I knew I had found my authentic voice as a writer when I no longer merely was a poor imitation of better writers I admired and naturally emulated. There’s nothing wrong with allowing ingredients of another’s writer as part of your own, but when you know you’re not speaking in your own voice, all you can be is second-rate copy of someone else.
2. I made the discovery after I had won a “Best Critical Writing/Analysis” award from a chapter of the Society of Professional Journalists. When the award was handed out, it was in a hotel banquet hall and I was stunned by the fact that with the exception of my wife and myself, there wasn’t another person of color in the room. Even all the waiters were White.
That was when I knew whatever inferiority complex I might have when comparing my writing to others was all in my head. It was a moment of total clarity. From that point on I knew I didn’t have to take a backseat to anyone. The only thing that was stopping me from achieving my success was me.
3. Finding my voice as a writer liberated me from the self-imposed shackles I had placed upon myself. There are subjects I am not as skillful at as others and I don’t have the right stuff to make it writing fiction, but while I am still awed by how well some writers write, I know they don’t have any more talent than me. They may have just seized upon a opportunity that I missed or never had.
I’m not jealous or envious of any other writer. I don’t begrudge them their success. I’ve had my own and while they may be more modest and less lucrative, I’m just as happy and satisfied as they are.
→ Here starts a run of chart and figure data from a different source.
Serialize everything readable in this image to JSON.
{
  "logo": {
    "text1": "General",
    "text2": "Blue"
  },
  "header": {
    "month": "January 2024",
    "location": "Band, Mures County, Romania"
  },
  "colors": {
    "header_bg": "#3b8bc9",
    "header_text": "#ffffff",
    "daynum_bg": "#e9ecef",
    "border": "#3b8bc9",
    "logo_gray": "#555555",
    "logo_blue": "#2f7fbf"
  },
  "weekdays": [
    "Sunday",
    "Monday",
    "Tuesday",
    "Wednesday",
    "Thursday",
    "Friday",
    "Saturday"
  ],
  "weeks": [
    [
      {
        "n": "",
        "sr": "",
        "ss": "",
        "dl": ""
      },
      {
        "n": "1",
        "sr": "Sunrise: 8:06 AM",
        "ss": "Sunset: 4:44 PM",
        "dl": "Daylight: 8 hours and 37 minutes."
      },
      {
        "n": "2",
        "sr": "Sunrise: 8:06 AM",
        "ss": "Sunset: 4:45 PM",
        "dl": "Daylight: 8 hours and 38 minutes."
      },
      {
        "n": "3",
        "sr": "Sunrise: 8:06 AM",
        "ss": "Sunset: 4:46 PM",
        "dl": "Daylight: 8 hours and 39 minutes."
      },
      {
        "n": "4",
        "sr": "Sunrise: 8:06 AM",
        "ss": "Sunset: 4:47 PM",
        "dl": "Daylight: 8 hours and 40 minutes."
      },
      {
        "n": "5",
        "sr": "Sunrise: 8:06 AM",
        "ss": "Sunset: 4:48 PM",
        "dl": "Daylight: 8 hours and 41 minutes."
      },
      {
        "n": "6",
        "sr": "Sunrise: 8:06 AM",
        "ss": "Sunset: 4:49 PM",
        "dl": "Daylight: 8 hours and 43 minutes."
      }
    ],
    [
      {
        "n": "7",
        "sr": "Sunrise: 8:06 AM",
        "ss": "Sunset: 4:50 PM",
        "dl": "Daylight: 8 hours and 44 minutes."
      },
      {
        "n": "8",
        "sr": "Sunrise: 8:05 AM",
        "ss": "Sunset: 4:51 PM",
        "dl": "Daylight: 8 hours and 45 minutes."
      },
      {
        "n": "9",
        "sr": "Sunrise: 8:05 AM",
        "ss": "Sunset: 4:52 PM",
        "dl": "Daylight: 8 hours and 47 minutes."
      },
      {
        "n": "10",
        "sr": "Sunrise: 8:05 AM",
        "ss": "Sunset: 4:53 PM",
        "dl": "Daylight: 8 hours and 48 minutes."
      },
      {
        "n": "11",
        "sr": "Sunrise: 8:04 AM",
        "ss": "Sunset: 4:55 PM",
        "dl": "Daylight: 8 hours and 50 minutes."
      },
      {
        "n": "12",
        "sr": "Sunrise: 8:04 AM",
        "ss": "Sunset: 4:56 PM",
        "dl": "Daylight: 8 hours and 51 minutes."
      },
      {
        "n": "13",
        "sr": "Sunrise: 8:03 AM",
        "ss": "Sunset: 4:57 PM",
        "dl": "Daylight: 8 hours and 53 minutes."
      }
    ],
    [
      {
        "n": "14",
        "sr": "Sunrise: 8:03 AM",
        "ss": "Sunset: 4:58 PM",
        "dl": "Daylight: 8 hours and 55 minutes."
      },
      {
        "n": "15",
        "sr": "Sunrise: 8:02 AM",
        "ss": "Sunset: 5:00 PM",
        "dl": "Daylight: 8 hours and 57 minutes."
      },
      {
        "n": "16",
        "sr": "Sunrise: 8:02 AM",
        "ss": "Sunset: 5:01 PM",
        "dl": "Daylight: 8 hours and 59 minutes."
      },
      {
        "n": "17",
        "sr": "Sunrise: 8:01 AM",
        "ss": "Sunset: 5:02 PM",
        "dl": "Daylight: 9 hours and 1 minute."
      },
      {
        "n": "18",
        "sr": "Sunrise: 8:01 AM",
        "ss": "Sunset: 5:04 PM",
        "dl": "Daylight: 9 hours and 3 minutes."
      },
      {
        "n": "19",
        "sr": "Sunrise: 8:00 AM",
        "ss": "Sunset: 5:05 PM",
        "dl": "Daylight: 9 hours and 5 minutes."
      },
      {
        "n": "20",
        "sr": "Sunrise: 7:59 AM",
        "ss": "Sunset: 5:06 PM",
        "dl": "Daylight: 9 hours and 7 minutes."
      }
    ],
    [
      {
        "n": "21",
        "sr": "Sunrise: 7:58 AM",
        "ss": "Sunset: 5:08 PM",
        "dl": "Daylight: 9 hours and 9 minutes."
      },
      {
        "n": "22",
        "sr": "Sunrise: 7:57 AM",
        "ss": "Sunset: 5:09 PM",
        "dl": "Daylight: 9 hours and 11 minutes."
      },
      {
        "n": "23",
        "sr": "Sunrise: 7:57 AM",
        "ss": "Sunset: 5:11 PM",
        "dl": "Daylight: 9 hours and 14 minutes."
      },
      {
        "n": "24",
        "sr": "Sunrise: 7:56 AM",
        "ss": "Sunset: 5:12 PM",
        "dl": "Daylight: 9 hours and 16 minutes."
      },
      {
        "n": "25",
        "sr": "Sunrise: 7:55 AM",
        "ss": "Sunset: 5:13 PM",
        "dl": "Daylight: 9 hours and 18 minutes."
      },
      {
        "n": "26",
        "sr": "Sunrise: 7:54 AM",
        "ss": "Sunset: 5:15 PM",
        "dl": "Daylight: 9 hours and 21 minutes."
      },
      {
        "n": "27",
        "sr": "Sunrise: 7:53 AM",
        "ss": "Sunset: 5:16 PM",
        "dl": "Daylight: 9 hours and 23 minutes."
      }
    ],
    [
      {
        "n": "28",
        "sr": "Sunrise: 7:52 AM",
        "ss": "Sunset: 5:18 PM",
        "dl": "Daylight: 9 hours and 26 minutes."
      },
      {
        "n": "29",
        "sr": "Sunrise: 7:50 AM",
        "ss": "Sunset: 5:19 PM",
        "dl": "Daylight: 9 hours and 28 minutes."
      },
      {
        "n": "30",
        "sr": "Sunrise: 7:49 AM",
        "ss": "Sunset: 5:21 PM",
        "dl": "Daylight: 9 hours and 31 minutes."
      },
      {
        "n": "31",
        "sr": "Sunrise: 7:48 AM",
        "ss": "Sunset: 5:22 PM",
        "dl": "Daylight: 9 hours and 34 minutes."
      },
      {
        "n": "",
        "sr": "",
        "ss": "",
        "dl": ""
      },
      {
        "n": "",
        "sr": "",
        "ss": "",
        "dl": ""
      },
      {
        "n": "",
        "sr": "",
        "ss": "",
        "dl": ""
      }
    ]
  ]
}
4. Everyone has to find their way to their voice in their own way. There isn’t a “one size fits all” solution. Not at least any that I’ve found in the 17 years I’ve been at this.
Read the works of writers you enjoy and admire and figure out what they do that speaks to you. Don’t imitate them trying to become you. But don’t be afraid to find inspiration and guidance in what they have done.
Join a writer’s group. I’ve been part of one for five or six years now and it’s been an immense help. I need the immediate feedback from others whether I’ve written something brilliant or utter bullcrap. If you’re sensitive to criticism it will help you develop a thicker hide. The input of others helps shape you as a writer.
If you’re immune or indifferent to criticism you’re probably only writing for yourself anyway.
Oh, and write. Write a lot. Don’t worry about whether it’s good or bad. Writing a lot of stuff will eventually overwhelm the bad by the good. The alternative is being someone who talks about being a writer and does little more than talk.
I will pass on a quote that resonates with me:
You can take for granted that people know more or less what a street, a shop, a beach, a sky, an oak tree look like. Tell them what makes this one different. Write your story as it needs to be written. Write it honestly, and tell it as best you can. I’m not sure that there are any other rules. Not ones that matter.